If the pilot project succeeds, the aim is to introduce it island wide.

Apart from the Cyprus breakfast, the CTO is exploring the idea of promoting a common branding, also on a voluntary basis, which aims to promote culinary tourism in Cyprus.

This branding follows the international trend of consumers seeking authentic experiences instead of globalised and standardised ones.

“It will be a horizontal programme and include producers, shop-owners, restaurants, hotels, small businesses that sell traditional sweets, meat and dairy products, etc,” Liatiri said.

She added that the use of traditional products should not lead to boring standardisation of dishes with just a Cyprus twist.

“We teach them how to use the materials, we provide ideas, but the presentation is up to them.

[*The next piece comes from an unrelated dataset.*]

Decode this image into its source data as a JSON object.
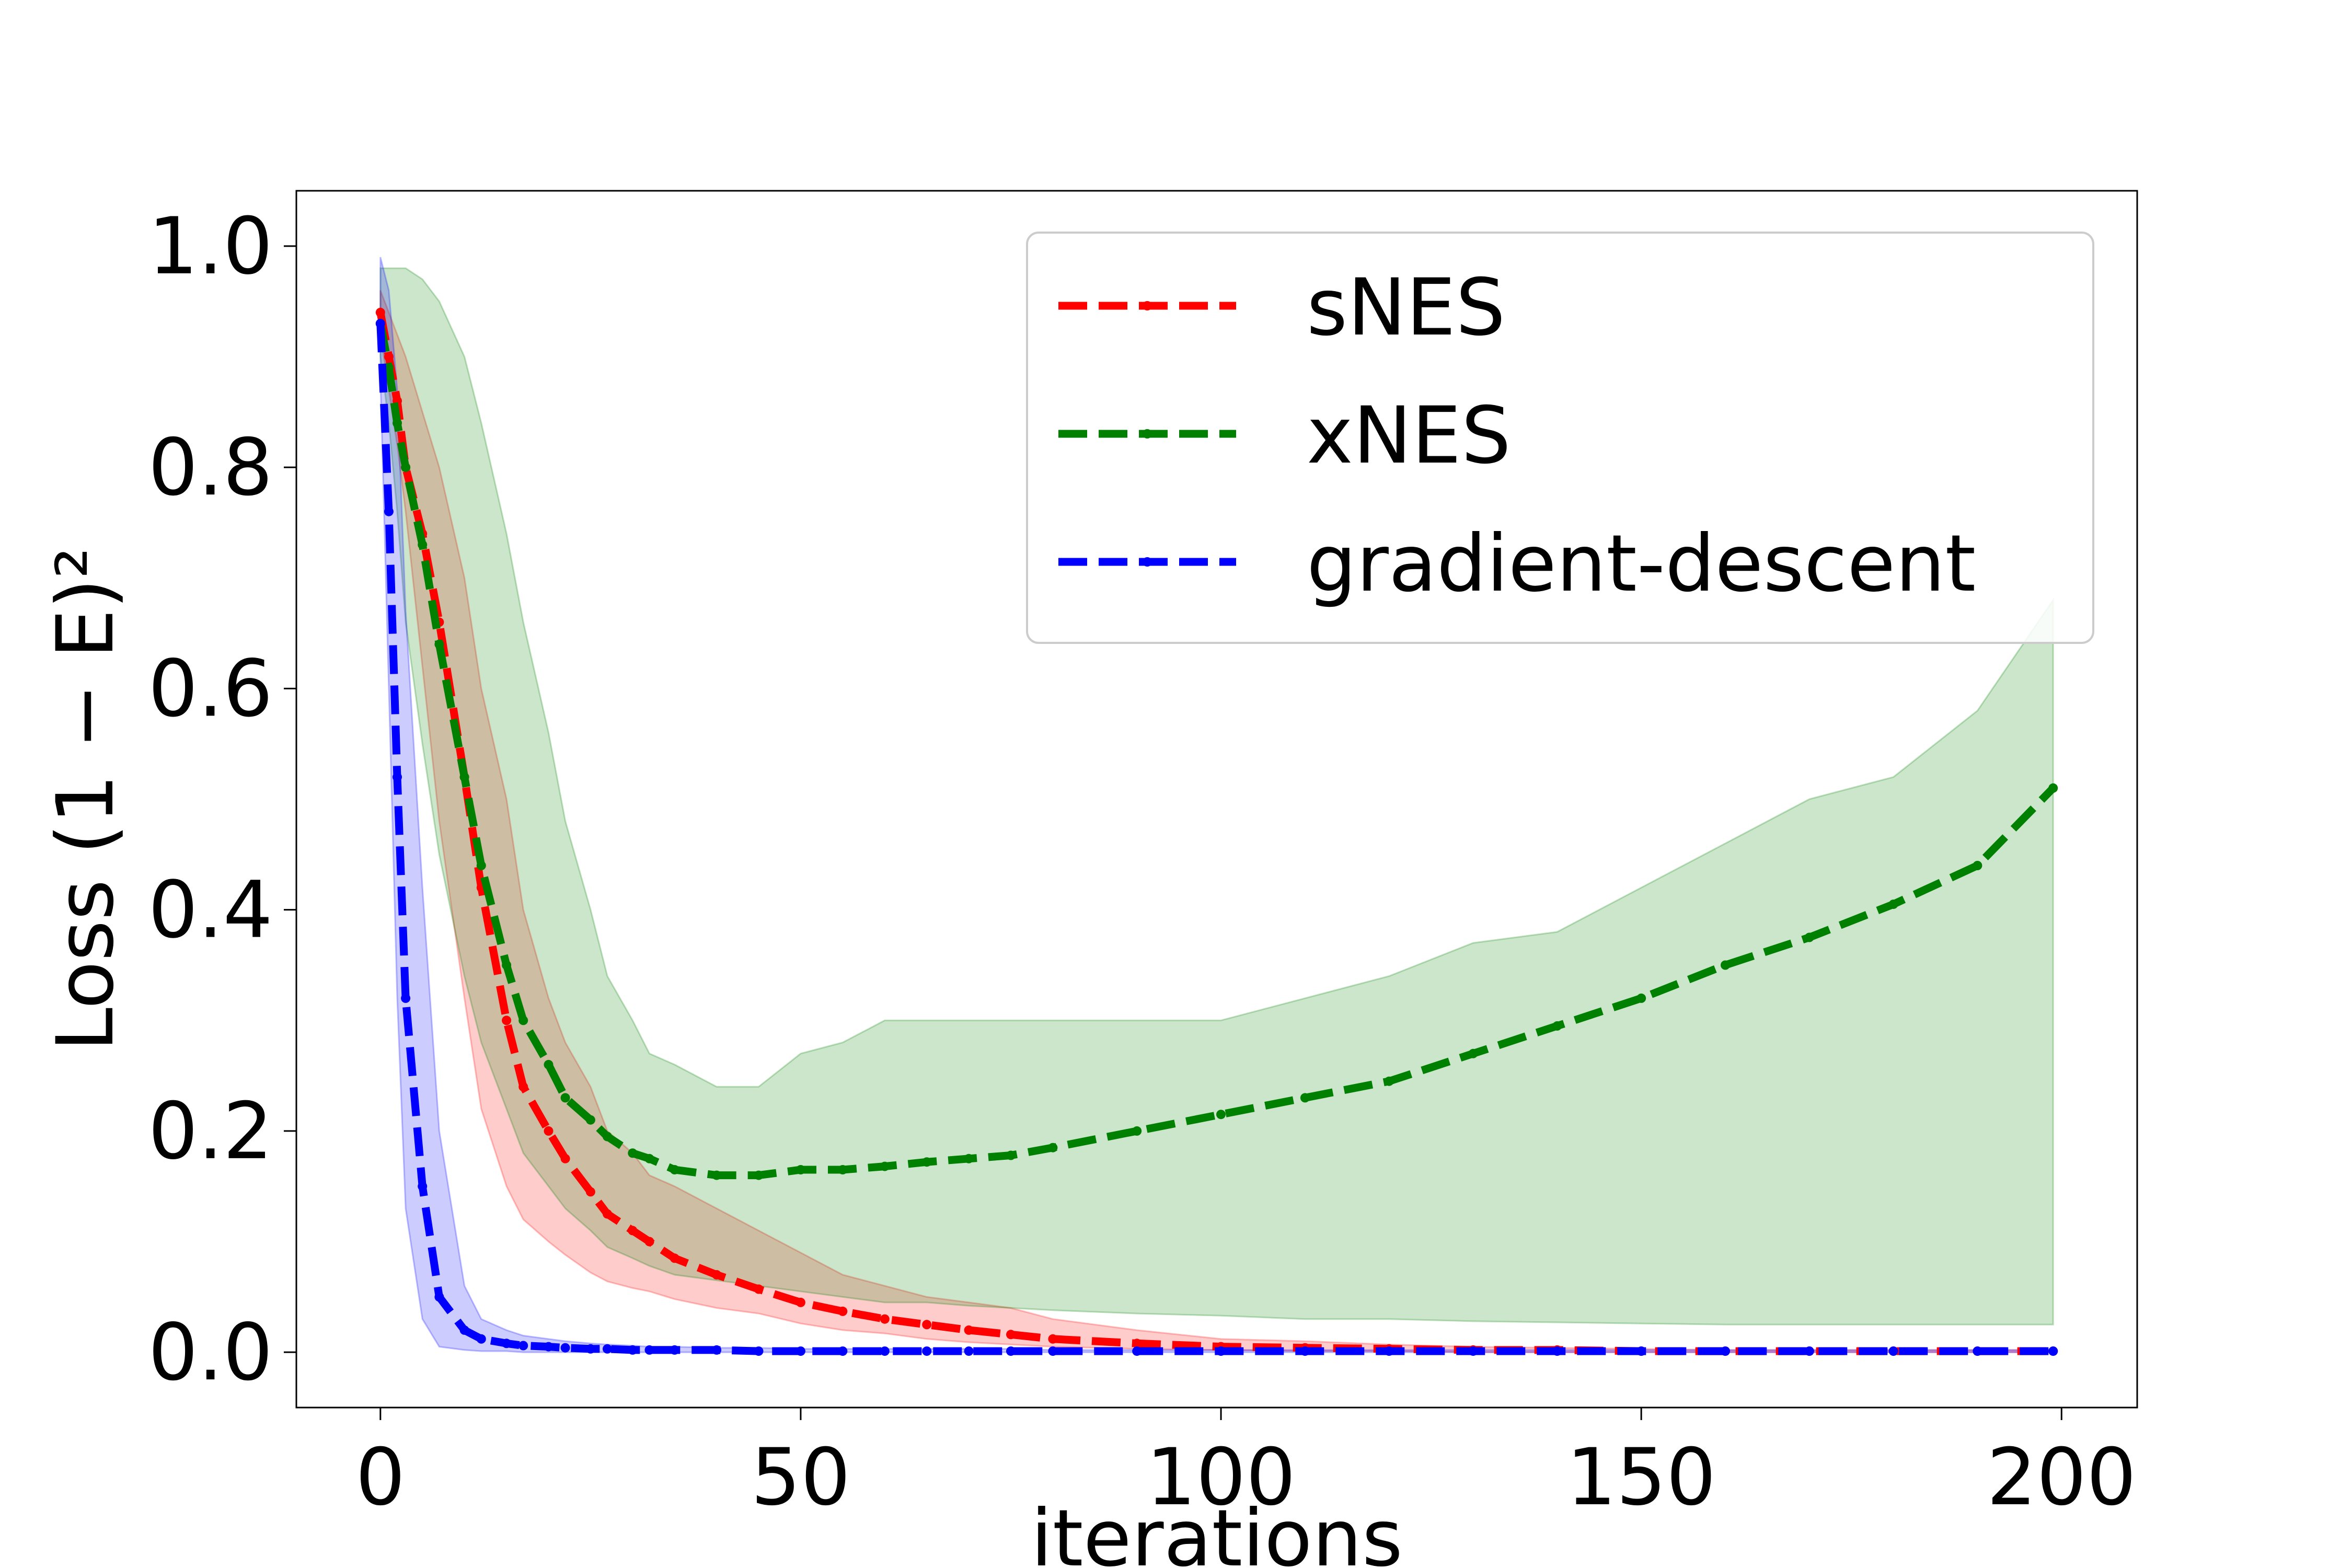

They might use the products to create traditional recipes or modern dishes, the possibilities are endless,” she said.

CTO believes that the project will also provide a promotion platform for businesses locally and abroad through the press, social media and, websites.

“It is a win-win situation; it will be a marketing tool. Once they see the cost and effect factor, they will want to participate,” Laitiri said.

“We will have a competition before the end of 2014 and hire an expert that will make the business plan first so that we know how to best proceed with criteria, conditions etc,” Liatiri said.

She also said that the brand could become an umbrella for many activities incorporated within the culinary tourism theme.

“It could be cooking courses, food festivals, tours in traditional places, organised by individuals or organisations that can all be incorporated under the umbrella of the culinary tourism brand,” Liatiri said.

Culinary branding is nothing new. In Greece a similar project is called Aegean Cuisine and Austria is also promoting their culinary products.

Kyprianou said the success of the project will depend on businesses participating seriously and maintaining standards.

“It is not about getting the brand just to increase business, you only participate because you want to do this and promote the products properly,” he said.